The first boardinghouse, the woman lost interest when they told her what they wanted. “I got to clean up after these pigs. I only rent to men.”

The next boardinghouse took women but not Jews, never Jews. They were too dirty.

“We bathe once a week, missus. When was the last time you took a dip?” Freydeh yelled over her shoulder.

They had been at it for three hours and were about ready to give up when a woman came to the door of what had been a Federal mansion before all the carriage trade moved uptown. “I’m not running a boardinghouse, darling, but let me see that picture.” She studied it carefully. “I know her.”

“Is she here?” Freydeh clutched herself.

“She worked for me for two, three months a year ago winter. She came to me scarcely speaking a word of English and really hard up…” She read Freydeh’s face. “Not as one of my girls, darling. She was a housemaid. Sometimes it’s better if they can’t speak English. They don’t comment on what’s going on and they work for less. Come on in. I have her name written down in my desk. We can see if it’s your sister.”

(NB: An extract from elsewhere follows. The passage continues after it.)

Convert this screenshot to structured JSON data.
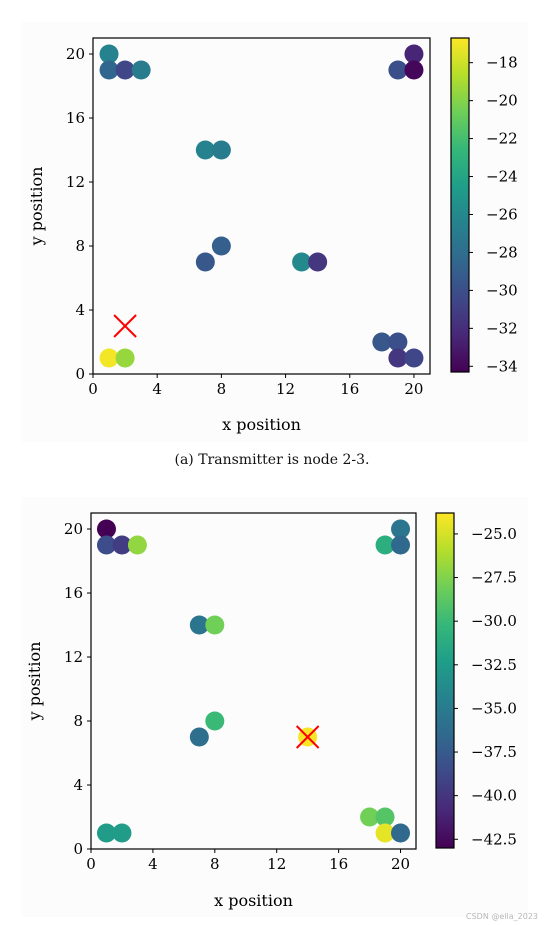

The house was weirdly painted, all purple and black and with odd tin-kly curtains of beads. Whips were hung on the wall of the parlor. The madam, a pretty plump lady with auburn hair in curls around her face, sat down at a neat old-fashioned desk and began to look down a ledger. “I keep track of everyone who works for me, as well as my customers and my girls.” She was wearing a bustle that collapsed when she sat, a purple-and-black-striped overskirt and a bright green satin petticoat trimmed with black lace, a fitted velvet jacket with black frogging and green kid gloves. She removed them to lick a finger and turn the pages.

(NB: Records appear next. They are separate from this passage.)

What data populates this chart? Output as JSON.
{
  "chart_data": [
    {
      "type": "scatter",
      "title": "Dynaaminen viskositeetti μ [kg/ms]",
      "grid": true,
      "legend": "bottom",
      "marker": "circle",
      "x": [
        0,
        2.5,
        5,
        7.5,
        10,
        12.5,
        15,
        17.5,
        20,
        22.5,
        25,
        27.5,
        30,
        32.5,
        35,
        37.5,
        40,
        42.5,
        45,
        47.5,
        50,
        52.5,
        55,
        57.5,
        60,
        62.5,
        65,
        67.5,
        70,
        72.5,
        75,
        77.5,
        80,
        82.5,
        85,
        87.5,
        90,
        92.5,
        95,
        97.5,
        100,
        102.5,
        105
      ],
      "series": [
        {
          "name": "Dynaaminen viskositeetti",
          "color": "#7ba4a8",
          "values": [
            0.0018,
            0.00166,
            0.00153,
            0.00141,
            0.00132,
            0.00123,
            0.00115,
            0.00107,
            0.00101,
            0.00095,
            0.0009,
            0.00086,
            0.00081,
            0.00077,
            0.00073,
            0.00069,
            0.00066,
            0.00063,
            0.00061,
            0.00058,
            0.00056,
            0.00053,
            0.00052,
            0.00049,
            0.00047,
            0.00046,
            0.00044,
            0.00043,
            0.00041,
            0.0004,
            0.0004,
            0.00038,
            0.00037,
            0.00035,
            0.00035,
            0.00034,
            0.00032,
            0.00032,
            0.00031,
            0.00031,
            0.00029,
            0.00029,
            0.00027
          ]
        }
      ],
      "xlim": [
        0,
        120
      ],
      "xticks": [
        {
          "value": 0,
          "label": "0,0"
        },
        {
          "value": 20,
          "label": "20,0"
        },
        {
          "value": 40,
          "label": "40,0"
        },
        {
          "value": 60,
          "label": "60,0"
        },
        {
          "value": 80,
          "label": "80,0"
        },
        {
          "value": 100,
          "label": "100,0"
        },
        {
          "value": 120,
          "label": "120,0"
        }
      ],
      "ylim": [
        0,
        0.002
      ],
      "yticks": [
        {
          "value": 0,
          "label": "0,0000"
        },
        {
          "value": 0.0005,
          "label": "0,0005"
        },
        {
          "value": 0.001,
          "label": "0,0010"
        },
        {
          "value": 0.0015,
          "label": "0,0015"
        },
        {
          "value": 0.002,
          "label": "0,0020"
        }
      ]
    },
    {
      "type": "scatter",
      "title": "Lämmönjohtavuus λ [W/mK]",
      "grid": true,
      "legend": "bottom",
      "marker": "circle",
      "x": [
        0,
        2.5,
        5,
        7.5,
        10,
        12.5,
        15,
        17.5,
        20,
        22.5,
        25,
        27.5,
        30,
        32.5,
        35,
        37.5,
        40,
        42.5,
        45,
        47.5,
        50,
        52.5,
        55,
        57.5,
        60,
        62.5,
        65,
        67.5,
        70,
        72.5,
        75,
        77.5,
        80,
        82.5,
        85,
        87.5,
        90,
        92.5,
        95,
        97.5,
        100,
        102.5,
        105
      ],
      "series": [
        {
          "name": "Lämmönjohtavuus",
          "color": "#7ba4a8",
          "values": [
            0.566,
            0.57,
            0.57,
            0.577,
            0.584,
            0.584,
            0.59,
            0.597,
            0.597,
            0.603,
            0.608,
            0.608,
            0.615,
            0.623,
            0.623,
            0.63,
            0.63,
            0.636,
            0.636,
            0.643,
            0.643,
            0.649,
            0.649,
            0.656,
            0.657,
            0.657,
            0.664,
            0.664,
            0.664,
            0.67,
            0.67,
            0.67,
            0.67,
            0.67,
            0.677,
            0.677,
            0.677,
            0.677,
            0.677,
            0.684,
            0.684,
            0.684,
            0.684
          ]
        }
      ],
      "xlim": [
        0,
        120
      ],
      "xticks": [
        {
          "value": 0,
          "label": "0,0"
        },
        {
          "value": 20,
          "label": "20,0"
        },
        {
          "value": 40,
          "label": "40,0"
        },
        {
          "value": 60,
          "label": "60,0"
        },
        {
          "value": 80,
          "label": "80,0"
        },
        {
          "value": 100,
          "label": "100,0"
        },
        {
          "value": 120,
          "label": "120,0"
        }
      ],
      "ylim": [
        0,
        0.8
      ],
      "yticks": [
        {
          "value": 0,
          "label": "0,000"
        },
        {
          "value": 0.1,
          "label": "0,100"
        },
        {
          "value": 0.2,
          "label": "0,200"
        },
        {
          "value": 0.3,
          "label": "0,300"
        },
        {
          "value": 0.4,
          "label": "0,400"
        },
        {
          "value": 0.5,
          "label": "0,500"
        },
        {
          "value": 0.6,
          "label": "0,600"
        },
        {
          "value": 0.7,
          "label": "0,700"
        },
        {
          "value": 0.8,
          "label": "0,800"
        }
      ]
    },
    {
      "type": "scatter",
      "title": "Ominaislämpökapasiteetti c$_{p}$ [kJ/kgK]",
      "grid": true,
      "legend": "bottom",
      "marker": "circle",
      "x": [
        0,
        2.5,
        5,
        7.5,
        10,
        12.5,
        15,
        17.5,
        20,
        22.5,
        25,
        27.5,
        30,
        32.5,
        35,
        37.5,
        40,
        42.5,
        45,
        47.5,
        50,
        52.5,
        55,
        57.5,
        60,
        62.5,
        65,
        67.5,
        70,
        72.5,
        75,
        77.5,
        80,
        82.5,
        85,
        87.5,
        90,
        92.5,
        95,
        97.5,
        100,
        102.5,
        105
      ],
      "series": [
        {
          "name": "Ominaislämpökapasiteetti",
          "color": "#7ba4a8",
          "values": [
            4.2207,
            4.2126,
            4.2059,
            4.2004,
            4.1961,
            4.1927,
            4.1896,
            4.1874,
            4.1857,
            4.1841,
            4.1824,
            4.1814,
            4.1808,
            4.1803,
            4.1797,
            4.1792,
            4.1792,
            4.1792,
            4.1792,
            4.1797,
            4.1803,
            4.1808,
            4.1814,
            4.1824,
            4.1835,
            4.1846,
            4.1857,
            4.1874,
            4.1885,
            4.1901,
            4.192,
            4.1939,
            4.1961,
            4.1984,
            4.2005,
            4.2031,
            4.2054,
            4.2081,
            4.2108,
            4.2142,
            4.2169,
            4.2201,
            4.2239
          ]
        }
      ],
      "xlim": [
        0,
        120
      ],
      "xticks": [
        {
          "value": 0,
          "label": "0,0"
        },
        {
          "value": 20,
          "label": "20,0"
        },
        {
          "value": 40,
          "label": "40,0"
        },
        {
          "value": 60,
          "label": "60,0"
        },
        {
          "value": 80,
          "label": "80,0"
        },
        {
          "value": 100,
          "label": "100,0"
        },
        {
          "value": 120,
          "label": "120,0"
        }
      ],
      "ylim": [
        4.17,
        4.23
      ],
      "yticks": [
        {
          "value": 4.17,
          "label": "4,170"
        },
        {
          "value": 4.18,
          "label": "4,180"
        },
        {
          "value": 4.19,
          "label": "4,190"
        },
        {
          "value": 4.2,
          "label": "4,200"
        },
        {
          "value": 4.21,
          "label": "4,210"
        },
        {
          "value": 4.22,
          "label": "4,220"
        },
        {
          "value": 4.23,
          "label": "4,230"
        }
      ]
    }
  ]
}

She motioned Freydeh to an overstuffed plush chair. Freydeh sank
into it, her hands clasped across her belly. She tried to breathe normally, dizzy with anticipation.

“Here it is.” The madam showed her the ledger. The name was written Shayna. Shayna Leebowish. “Is that she?”

Freydeh nodded, unable to speak. “But she doesn’t work for you now?”

“She wasn’t comfortable with what goes on here. She appeared to be a virgin.”